Returns a procedure. The procedure takes a single argument value and checks whether it matches the match pattern pat. If it does, the procedure evaluates then-expr in tail position with the bindings introduced by pat. Otherwise, the procedure evaluates else-expr in tail position without any new bindings.

This syntax must be called with autopticity. An occurrence of a cons cell that’s part of the call syntax must have a set of scopes that’s equal to or a superset of the set of scopes on the entire call, as though the call has created a local binding of what a cons cell means in these positions. This helps ensure that even though Racket expressions are often made of cons cells, an expression inserted into one of these positions by a macro’s syntax template will not have its cons cells misinterpreted.

syntax

(dissect val-expr pat then-expr)

syntax

(dissect/derived orig val-expr pat then-expr)

Checks whether pat matches the result of val-expr. If it does, this evaluates then-expr in tail position with the bindings introduced by pat. Otherwise, the exn:misc:match? exception is raised.

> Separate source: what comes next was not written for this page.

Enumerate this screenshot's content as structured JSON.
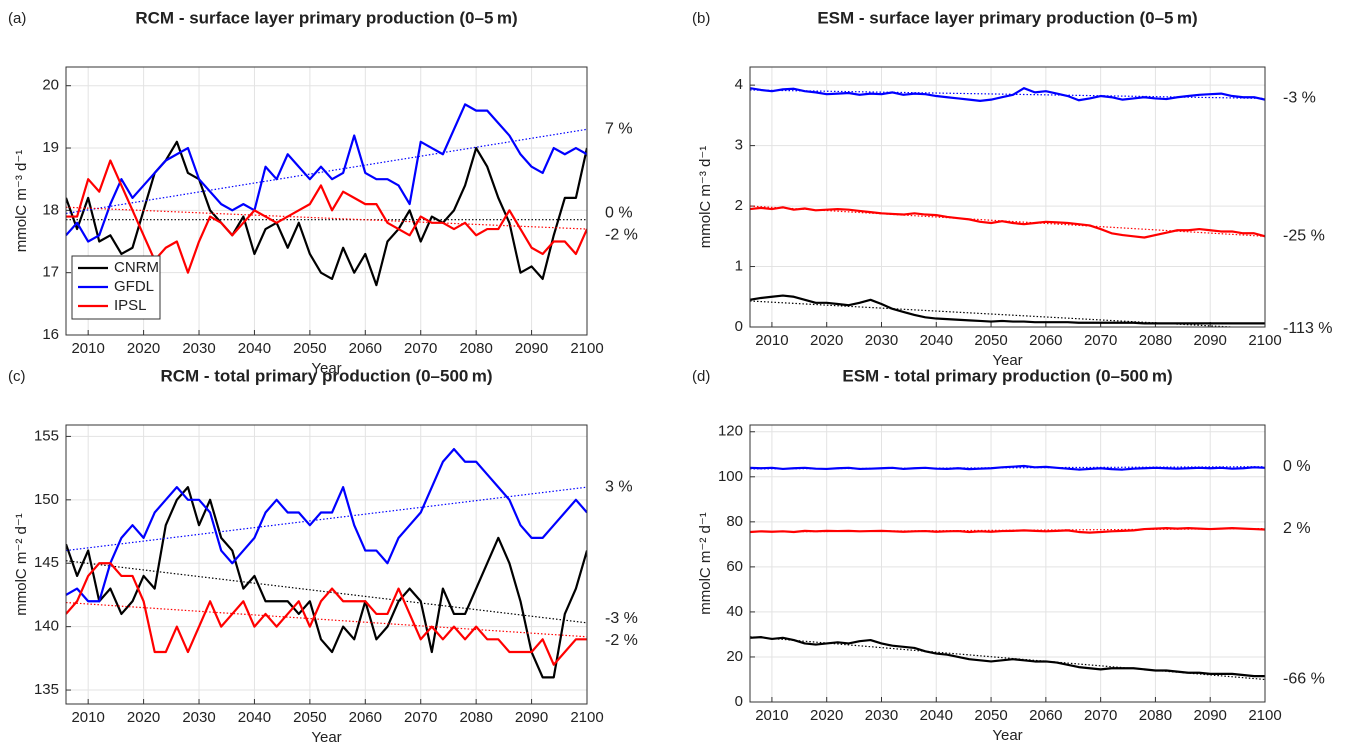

This syntax must be called with autopticity. An occurrence of a cons cell that’s part of the call syntax must have a set of scopes that’s equal to or a superset of the set of scopes on the entire call, as though the call has created a local binding of what a cons cell means in these positions. This helps ensure that even though Racket expressions are often made of cons cells, an expression inserted into one of these positions by a macro’s syntax template will not have its cons cells misinterpreted.

The dissect/derived variant reports errors in terms of orig.

If you need a custom error message, use expect with an expression that raises an exeption.

syntax

(dissectfn pat then-expr)

syntax

(dissectfn/derived orig pat then-expr)

Returns a procedure. The procedure takes a single argument value and checks whether it matches the match pattern pat. If it does, the procedure evaluates then-expr in tail position with the bindings introduced by pat. Otherwise, the exn:misc:match? exception is raised.

This syntax must be called with autopticity. An occurrence of a cons cell that’s part of the call syntax must have a set of scopes that’s equal to or a superset of the set of scopes on the entire call, as though the call has created a local binding of what a cons cell means in these positions. This helps ensure that even though Racket expressions are often made of cons cells, an expression inserted into one of these positions by a macro’s syntax template will not have its cons cells misinterpreted.

The dissectfn/derived variant reports errors in terms of orig.

If you need a custom error message, use expectfn with an expression that raises an exeption.